Yesterday and today clinic wrapped up promptly at 11 and then the nurses set out to cook their lunch. The keep a store of ofa (maize flour) in the cabinet and take turns making nsima for the group on a hot plate in one of the exam rooms (nsima, the staple food, is somewhere between the consistency of mashed potatoes and uncooked dough). Once the nsima is prepared, everyone passes around whatever they have bought from vendors outside out or brought from home (beans, chicken, french fries) and eat. Nomsa, one of the nurses, invited me to share her portion and so the two of us ate off her small plate using fingerfulls of steaming nsima to scoop up beans and chicken.

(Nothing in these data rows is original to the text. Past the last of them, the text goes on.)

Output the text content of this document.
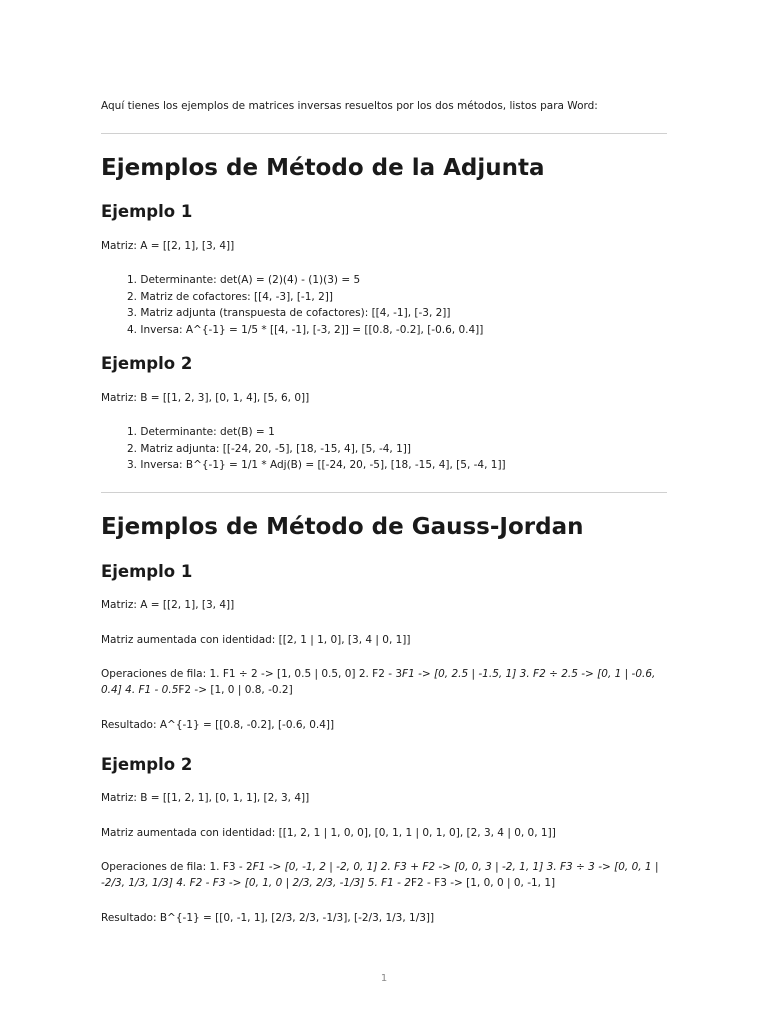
Aquí tienes los ejemplos de matrices inversas resueltos por los dos métodos, listos para Word:
Ejemplos de Método de la Adjunta
Ejemplo 1
Matriz: A = [[2, 1], [3, 4]]
1. Determinante: det(A) = (2)(4) - (1)(3) = 5
2. Matriz de cofactores: [[4, -3], [-1, 2]]
3. Matriz adjunta (transpuesta de cofactores): [[4, -1], [-3, 2]]
4. Inversa: A^{-1} = 1/5 * [[4, -1], [-3, 2]] = [[0.8, -0.2], [-0.6, 0.4]]
Ejemplo 2
Matriz: B = [[1, 2, 3], [0, 1, 4], [5, 6, 0]]
1. Determinante: det(B) = 1
2. Matriz adjunta: [[-24, 20, -5], [18, -15, 4], [5, -4, 1]]
3. Inversa: B^{-1} = 1/1 * Adj(B) = [[-24, 20, -5], [18, -15, 4], [5, -4, 1]]
Ejemplos de Método de Gauss-Jordan
Ejemplo 1
Matriz: A = [[2, 1], [3, 4]]
Matriz aumentada con identidad: [[2, 1 | 1, 0], [3, 4 | 0, 1]]
Operaciones de fila: 1. F1 ÷ 2 -> [1, 0.5 | 0.5, 0] 2. F2 - 3F1 -> [0, 2.5 | -1.5, 1] 3. F2 ÷ 2.5 -> [0, 1 | -0.6, 0.4] 4. F1 - 0.5F2 -> [1, 0 | 0.8, -0.2]
Resultado: A^{-1} = [[0.8, -0.2], [-0.6, 0.4]]
Ejemplo 2
Matriz: B = [[1, 2, 1], [0, 1, 1], [2, 3, 4]]
Matriz aumentada con identidad: [[1, 2, 1 | 1, 0, 0], [0, 1, 1 | 0, 1, 0], [2, 3, 4 | 0, 0, 1]]
Operaciones de fila: 1. F3 - 2F1 -> [0, -1, 2 | -2, 0, 1] 2. F3 + F2 -> [0, 0, 3 | -2, 1, 1] 3. F3 ÷ 3 -> [0, 0, 1 | -2/3, 1/3, 1/3] 4. F2 - F3 -> [0, 1, 0 | 2/3, 2/3, -1/3] 5. F1 - 2F2 - F3 -> [1, 0, 0 | 0, -1, 1]
Resultado: B^{-1} = [[0, -1, 1], [2/3, 2/3, -1/3], [-2/3, 1/3, 1/3]]
1
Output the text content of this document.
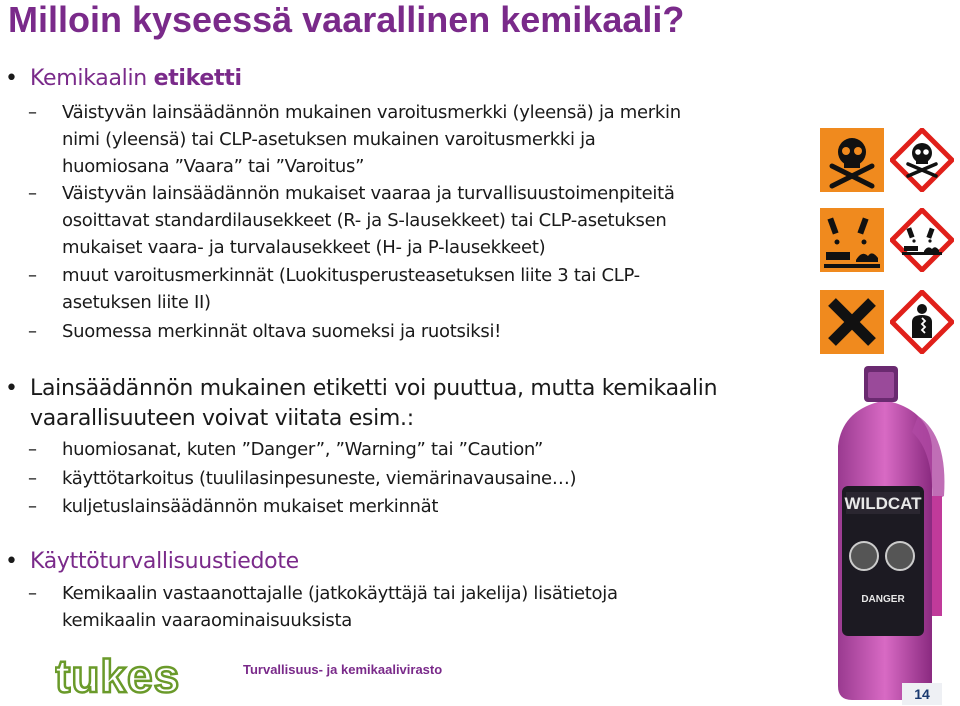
Milloin kyseessä vaarallinen kemikaali?
• Kemikaalin etiketti
– Väistyvän lainsäädännön mukainen varoitusmerkki (yleensä) ja merkin
nimi (yleensä) tai CLP-asetuksen mukainen varoitusmerkki ja
huomiosana ”Vaara” tai ”Varoitus”
– Väistyvän lainsäädännön mukaiset vaaraa ja turvallisuustoimenpiteitä
osoittavat standardilausekkeet (R- ja S-lausekkeet) tai CLP-asetuksen
mukaiset vaara- ja turvalausekkeet (H- ja P-lausekkeet)
– muut varoitusmerkinnät (Luokitusperusteasetuksen liite 3 tai CLP-
asetuksen liite II)
– Suomessa merkinnät oltava suomeksi ja ruotsiksi!
• Lainsäädännön mukainen etiketti voi puuttua, mutta kemikaalin
vaarallisuuteen voivat viitata esim.:
– huomiosanat, kuten ”Danger”, ”Warning” tai ”Caution”
– käyttötarkoitus (tuulilasinpesuneste, viemärinavausaine…)
– kuljetuslainsäädännön mukaiset merkinnät
• Käyttöturvallisuustiedote
– Kemikaalin vastaanottajalle (jatkokäyttäjä tai jakelija) lisätietoja
kemikaalin vaaraominaisuuksista
WILDCAT
DANGER
tukes	Turvallisuus- ja kemikaalivirasto
14
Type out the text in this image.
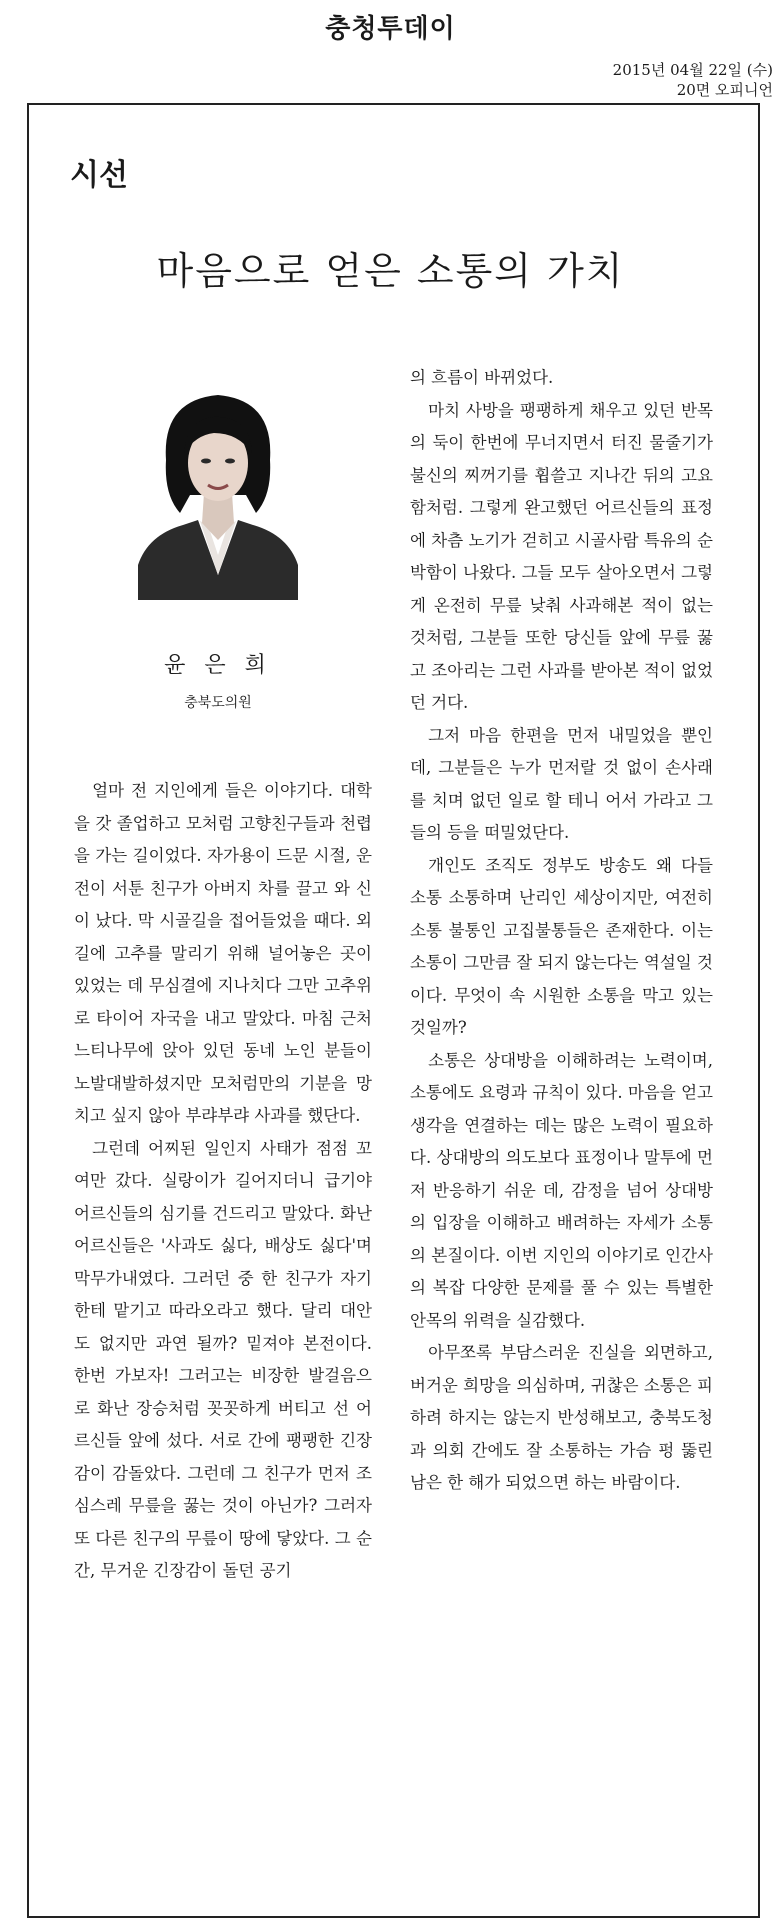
충청투데이
2015년 04월 22일 (수)
20면 오피니언
시선
마음으로 얻은 소통의 가치
윤 은 희
충북도의원

얼마 전 지인에게 들은 이야기다. 대학을 갓 졸업하고 모처럼 고향친구들과 천렵을 가는 길이었다. 자가용이 드문 시절, 운전이 서툰 친구가 아버지 차를 끌고 와 신이 났다. 막 시골길을 접어들었을 때다. 외길에 고추를 말리기 위해 널어놓은 곳이 있었는 데 무심결에 지나치다 그만 고추위로 타이어 자국을 내고 말았다. 마침 근처 느티나무에 앉아 있던 동네 노인 분들이 노발대발하셨지만 모처럼만의 기분을 망치고 싶지 않아 부랴부랴 사과를 했단다.

그런데 어찌된 일인지 사태가 점점 꼬여만 갔다. 실랑이가 길어지더니 급기야 어르신들의 심기를 건드리고 말았다. 화난 어르신들은 '사과도 싫다, 배상도 싫다'며 막무가내였다. 그러던 중 한 친구가 자기한테 맡기고 따라오라고 했다. 달리 대안도 없지만 과연 될까? 밑져야 본전이다. 한번 가보자! 그러고는 비장한 발걸음으로 화난 장승처럼 꼿꼿하게 버티고 선 어르신들 앞에 섰다. 서로 간에 팽팽한 긴장감이 감돌았다. 그런데 그 친구가 먼저 조심스레 무릎을 꿇는 것이 아닌가? 그러자 또 다른 친구의 무릎이 땅에 닿았다. 그 순간, 무거운 긴장감이 돌던 공기

의 흐름이 바뀌었다.

마치 사방을 팽팽하게 채우고 있던 반목의 둑이 한번에 무너지면서 터진 물줄기가 불신의 찌꺼기를 휩쓸고 지나간 뒤의 고요함처럼. 그렇게 완고했던 어르신들의 표정에 차츰 노기가 걷히고 시골사람 특유의 순박함이 나왔다. 그들 모두 살아오면서 그렇게 온전히 무릎 낮춰 사과해본 적이 없는 것처럼, 그분들 또한 당신들 앞에 무릎 꿇고 조아리는 그런 사과를 받아본 적이 없었던 거다.

그저 마음 한편을 먼저 내밀었을 뿐인데, 그분들은 누가 먼저랄 것 없이 손사래를 치며 없던 일로 할 테니 어서 가라고 그들의 등을 떠밀었단다.

개인도 조직도 정부도 방송도 왜 다들 소통 소통하며 난리인 세상이지만, 여전히 소통 불통인 고집불통들은 존재한다. 이는 소통이 그만큼 잘 되지 않는다는 역설일 것이다. 무엇이 속 시원한 소통을 막고 있는 것일까?

소통은 상대방을 이해하려는 노력이며, 소통에도 요령과 규칙이 있다. 마음을 얻고 생각을 연결하는 데는 많은 노력이 필요하다. 상대방의 의도보다 표정이나 말투에 먼저 반응하기 쉬운 데, 감정을 넘어 상대방의 입장을 이해하고 배려하는 자세가 소통의 본질이다. 이번 지인의 이야기로 인간사의 복잡 다양한 문제를 풀 수 있는 특별한 안목의 위력을 실감했다.

아무쪼록 부담스러운 진실을 외면하고, 버거운 희망을 의심하며, 귀찮은 소통은 피하려 하지는 않는지 반성해보고, 충북도청과 의회 간에도 잘 소통하는 가슴 펑 뚫린 남은 한 해가 되었으면 하는 바람이다.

As I was typing this, a Malawian midwife came and sat at the computer next to me. She is currently getting her PhD at a university in the US but worked here many years in the hospital. She asked me about my days in the clinic and I told her about my observations and she agreed wholeheartedly with everything. Funny enough and totally unprompted, she said, "You can't imagine how I hate those songs they sing. The women sing and dance and they are happy but if you asked them what they learned they keep quiet." She said health education is lacking and even when the message is given, because of cultural dynamics, it makes no difference; the men must also hear. She also said that the midwives are used to working the way they do and are unwilling to change. They want to work half days (afternoons are used to wrap up iron tablets to be distributed the following day), they refuse to see women in the afternoon for various reasons, they say using a measuring tape to check bellies slows them down, and on and on. She said at one point the Ministry of Health even had a program for retraining midwives but none of it worked. The midwives will not lose their jobs because there is such a shortage, there is no change in pay, and so there is no motivation to change. She said, "Wait until you see the delivery ward, you will see all the problems those midwives miss . . . Sometimes you want to tell the women, 'Please have your baby at home, it is not safe here' . . . You will see, the worst is yet to come." And so I will see.